Par Thierry Lemaire le 11 juin 2010                      Lien  
Avec "Archi & BD, la ville dessinée", à la Cité de l’architecture & du patrimoine de Paris, l’exposition de bande dessinée prend une nouvelle dimension.

C’est dans les sujets transversaux qu’on fait les meilleures expos. L’adage (très certainement apocryphe) est bien connu des musées. Présenter l’architecture à travers la bande dessinée - ou peut-être est-ce le contraire ? - est donc une riche idée. Riche à plus d’un titre. D’abord, et c’est ce qui vient immédiatement à l’esprit, parce que depuis l’aube du 9e art, les exemples abondent d’éléments architecturaux représentés dans les cases des récits séquentiels. Pas besoin d’interroger sa mémoire bien longtemps pour voir apparaître ici un bâtiment ou un monument, là une ville imaginaire ou au contraire bien réelle, tirés de ses albums préférés.

Archi & BD, le mariage heureux du 1er et du 9e art
A l’entrée de l’exposition, à l’imitation de l’exposition "Regards croisés de la BD belge" de Bruxelles, une longue frise résume l’histoire de la BD, ici mise en relation avec les évènements culturels et architecturaux. Elle est dessinée par François Olislaeger qui pose ici devant son oeuvre.
Photo : D. Pasamonik (L’Agence BD)

Mais les parallèles ou les croisements entre architecture et bande dessinée sont bien plus profonds qu’il n’y paraît. Le rapport au dessin est en effet fondamental pour les deux arts, le côté visionnaire est commun aux plus talentueux de leurs représentants, sans parler des architectes qui ont utilisé la BD pour transmettre leurs idées et des dessinateurs qui ont construit leur planche comme on dessine une façade en élévation. Bref, nous voila rassurés. Convoquer la bande dessinée dans la Cité de l’architecture et du patrimoine n’est pas qu’un prétexte pour attirer les enfants et le grand public dans les galeries du Palais de Chaillot.

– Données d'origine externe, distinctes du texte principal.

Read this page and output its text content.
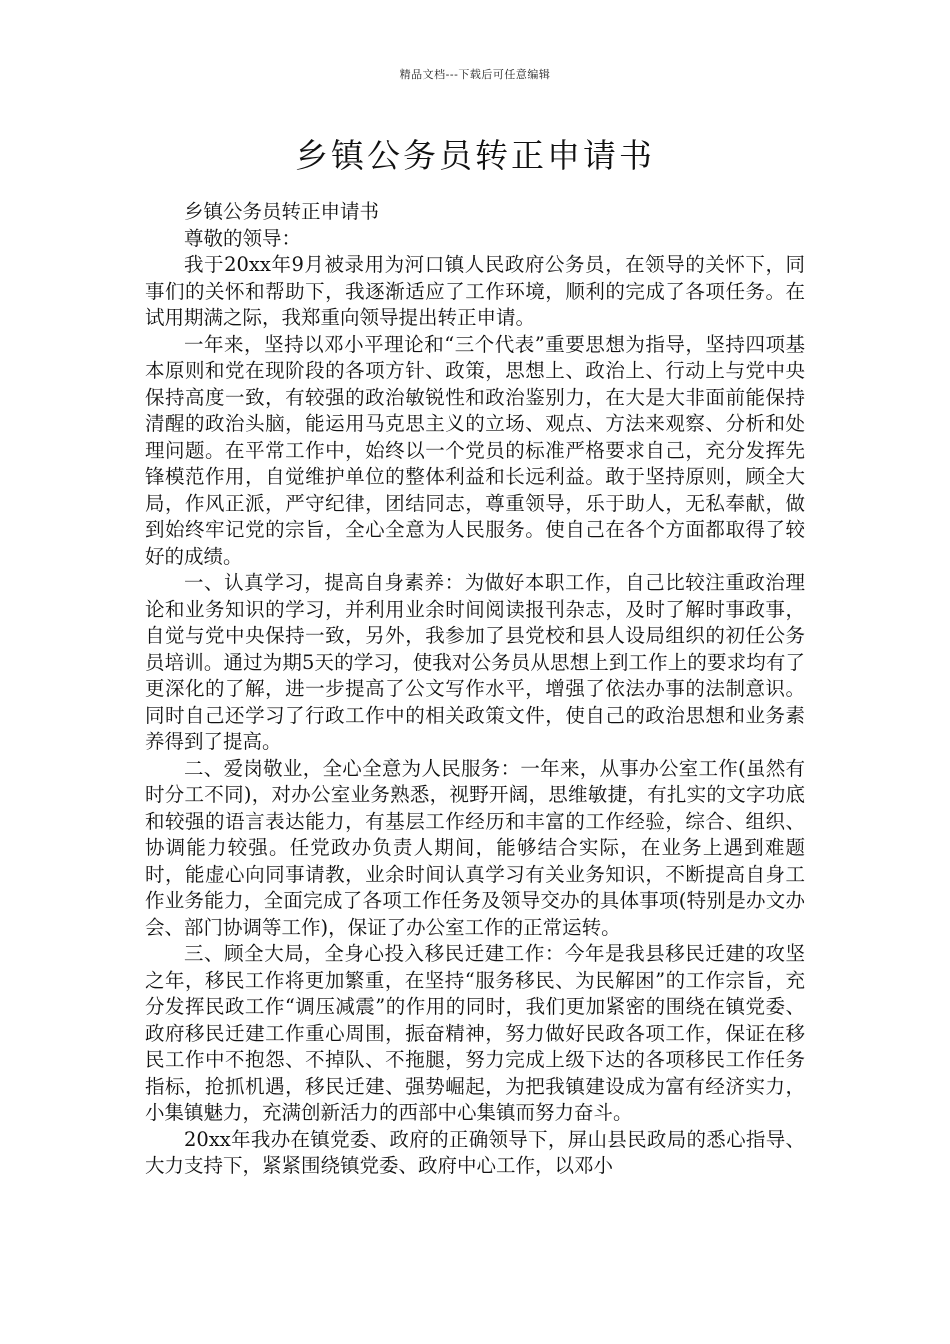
精品文档---下载后可任意编辑
乡镇公务员转正申请书

乡镇公务员转正申请书

尊敬的领导：

我于20xx年9月被录用为河口镇人民政府公务员，在领导的关怀下，同事们的关怀和帮助下，我逐渐适应了工作环境，顺利的完成了各项任务。在试用期满之际，我郑重向领导提出转正申请。

一年来，坚持以邓小平理论和“三个代表”重要思想为指导，坚持四项基本原则和党在现阶段的各项方针、政策，思想上、政治上、行动上与党中央保持高度一致，有较强的政治敏锐性和政治鉴别力，在大是大非面前能保持清醒的政治头脑，能运用马克思主义的立场、观点、方法来观察、分析和处理问题。在平常工作中，始终以一个党员的标准严格要求自己，充分发挥先锋模范作用，自觉维护单位的整体利益和长远利益。敢于坚持原则，顾全大局，作风正派，严守纪律，团结同志，尊重领导，乐于助人，无私奉献，做到始终牢记党的宗旨，全心全意为人民服务。使自己在各个方面都取得了较好的成绩。

一、认真学习，提高自身素养：为做好本职工作，自己比较注重政治理论和业务知识的学习，并利用业余时间阅读报刊杂志，及时了解时事政事，自觉与党中央保持一致，另外，我参加了县党校和县人设局组织的初任公务员培训。通过为期5天的学习，使我对公务员从思想上到工作上的要求均有了更深化的了解，进一步提高了公文写作水平，增强了依法办事的法制意识。同时自己还学习了行政工作中的相关政策文件，使自己的政治思想和业务素养得到了提高。

二、爱岗敬业，全心全意为人民服务：一年来，从事办公室工作(虽然有时分工不同)，对办公室业务熟悉，视野开阔，思维敏捷，有扎实的文字功底和较强的语言表达能力，有基层工作经历和丰富的工作经验，综合、组织、协调能力较强。任党政办负责人期间，能够结合实际，在业务上遇到难题时，能虚心向同事请教，业余时间认真学习有关业务知识，不断提高自身工作业务能力，全面完成了各项工作任务及领导交办的具体事项(特别是办文办会、部门协调等工作)，保证了办公室工作的正常运转。

三、顾全大局，全身心投入移民迁建工作：今年是我县移民迁建的攻坚之年，移民工作将更加繁重，在坚持“服务移民、为民解困”的工作宗旨，充分发挥民政工作“调压减震”的作用的同时，我们更加紧密的围绕在镇党委、政府移民迁建工作重心周围，振奋精神，努力做好民政各项工作，保证在移民工作中不抱怨、不掉队、不拖腿，努力完成上级下达的各项移民工作任务指标，抢抓机遇，移民迁建、强势崛起，为把我镇建设成为富有经济实力，小集镇魅力，充满创新活力的西部中心集镇而努力奋斗。

20xx年我办在镇党委、政府的正确领导下，屏山县民政局的悉心指导、大力支持下，紧紧围绕镇党委、政府中心工作，以邓小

Francis Rambert, associé à Jean-Marc Thévenet au commissariat de l’expo, raconte l’architecture de New-York peuplée de super-héros
Photo : D. Pasamonik (L’Agence BD)

On peut alors se demander comment Jean-Marc Thévenet et Francis Rambert, les deux commissaires de l’exposition, s’y sont pris pour structurer une telle entreprise. Et bien le résultat est à la fois intelligent et astucieux.

Trois parties chronologiques (chacune représentée par une ville emblématique : New York, Paris, Tokyo) sont en effet scindées de façon thématique. Le tout forme une articulation parfaitement claire et d’une grande cohérence.
Le visiteur commence ainsi par la première moitié du XXe siècle, dominé par la figure écrasante de Winsor McCay. À la suite du créateur de Little Nemo, la représentation de New York est pléthorique. Jusqu’à la parodie des mégapoles fictionnelles, créées sur le modèle de la grosse pomme, où évoluent les super-héros (suivez mon regard vers Metropolis et Gotham City).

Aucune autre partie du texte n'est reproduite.